In the beginning, life was simple. If a baby was hungry, I gave him to his mama. Basically, mama was feeding babies all the time. She then started pumping so that I could help out on the feeding front. This made her truly empathize with dairy cows. After a while, demand was out-sipping supply and we had to supplement with formula. Whereas our daughter had nursed until somewhere in month 13, the boys seemed to divide this time between them and decided they were done at 7 months. I was personally offended by this unilateral and infantile behavior, as I knew it meant more work for me.

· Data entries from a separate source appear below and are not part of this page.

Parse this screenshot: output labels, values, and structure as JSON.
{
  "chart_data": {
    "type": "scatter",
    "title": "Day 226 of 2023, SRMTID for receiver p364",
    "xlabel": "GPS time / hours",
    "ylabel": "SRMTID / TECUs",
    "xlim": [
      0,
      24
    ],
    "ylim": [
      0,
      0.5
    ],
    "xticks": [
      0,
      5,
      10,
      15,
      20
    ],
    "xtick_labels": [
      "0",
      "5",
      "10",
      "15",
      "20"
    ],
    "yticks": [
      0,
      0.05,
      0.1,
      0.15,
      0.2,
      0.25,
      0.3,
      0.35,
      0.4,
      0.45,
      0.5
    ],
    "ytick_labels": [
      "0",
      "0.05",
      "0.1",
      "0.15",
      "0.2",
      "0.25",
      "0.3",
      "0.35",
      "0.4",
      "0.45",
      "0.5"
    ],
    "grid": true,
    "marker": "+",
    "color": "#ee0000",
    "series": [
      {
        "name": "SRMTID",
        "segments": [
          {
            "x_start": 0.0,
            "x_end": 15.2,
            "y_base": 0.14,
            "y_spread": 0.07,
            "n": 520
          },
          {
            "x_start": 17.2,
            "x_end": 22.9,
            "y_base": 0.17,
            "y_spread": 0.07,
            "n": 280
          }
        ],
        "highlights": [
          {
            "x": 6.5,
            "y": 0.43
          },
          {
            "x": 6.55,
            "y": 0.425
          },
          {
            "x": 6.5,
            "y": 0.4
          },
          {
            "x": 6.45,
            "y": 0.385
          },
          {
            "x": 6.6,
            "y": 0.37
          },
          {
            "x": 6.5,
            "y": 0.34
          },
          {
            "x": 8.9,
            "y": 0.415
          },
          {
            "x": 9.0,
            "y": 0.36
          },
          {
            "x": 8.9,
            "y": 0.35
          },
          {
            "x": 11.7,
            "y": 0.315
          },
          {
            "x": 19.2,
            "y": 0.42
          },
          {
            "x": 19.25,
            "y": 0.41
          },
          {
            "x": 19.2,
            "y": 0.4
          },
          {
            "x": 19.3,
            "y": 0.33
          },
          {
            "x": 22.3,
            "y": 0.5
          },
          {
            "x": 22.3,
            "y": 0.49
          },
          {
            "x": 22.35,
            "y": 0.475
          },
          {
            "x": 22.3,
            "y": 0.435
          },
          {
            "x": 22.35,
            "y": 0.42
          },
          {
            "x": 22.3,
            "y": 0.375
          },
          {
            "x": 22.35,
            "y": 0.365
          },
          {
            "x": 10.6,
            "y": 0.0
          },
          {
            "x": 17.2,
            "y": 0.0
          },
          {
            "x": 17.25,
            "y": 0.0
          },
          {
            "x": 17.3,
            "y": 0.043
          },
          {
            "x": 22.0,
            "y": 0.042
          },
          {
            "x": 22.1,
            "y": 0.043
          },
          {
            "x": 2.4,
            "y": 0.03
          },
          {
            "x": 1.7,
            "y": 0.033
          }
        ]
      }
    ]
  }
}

Naturally, with so much effort required to source formula, make bottles, and feed babies, I was eager for them to kick the powder habit and move to whole milk. Only after that transition did I realize the error of my ways. Now I spend my days shopping for milk, making bottles, and feeding babies.
If I want to feed them over-priced, organic milk, I need to buy three little cartons a day. Sure, I could get it delivered and take 21 at a time, but that’s not terribly convenient if I want to put anything else in the refrigerator. Back in the USA (motto: we do milk bigger here), I could simply buy a gallon (3.78 liters) of milk and be done for the week. Unfortunately, in Beijing the closest I can get to a gallon container is three single liter cartons.
And that’s whole milk. Girl-child drinks 2 percent milk, so I need to pick up a carton of that a week for her cereal and the odd half-cup of she drinks. So I’m schlepping four or five liters of milk home a week and I tend to walk or ride a scooter (the kind you kick to propel) when I go to the grocery store, so those bags are heavy.
All this has led me to a brilliant solution – we need to buy a dairy cow. I figure we can pick up one of those new hybrid models, where two udders deliver whole milk, one supplies 2 percent, another soy (for me), and maybe an additional one for chocolate milk. The beauty of this approach is that when the boys are thirsty, they don’t have to share an udder. It will also reduce the number of wasted cartons, save trips to the store, and supply the neighborhood gardens with much-needed organic fertilizer. Frankly, I can’t see a downside to this solution. If you’ll excuse me, I need to get on Taobao.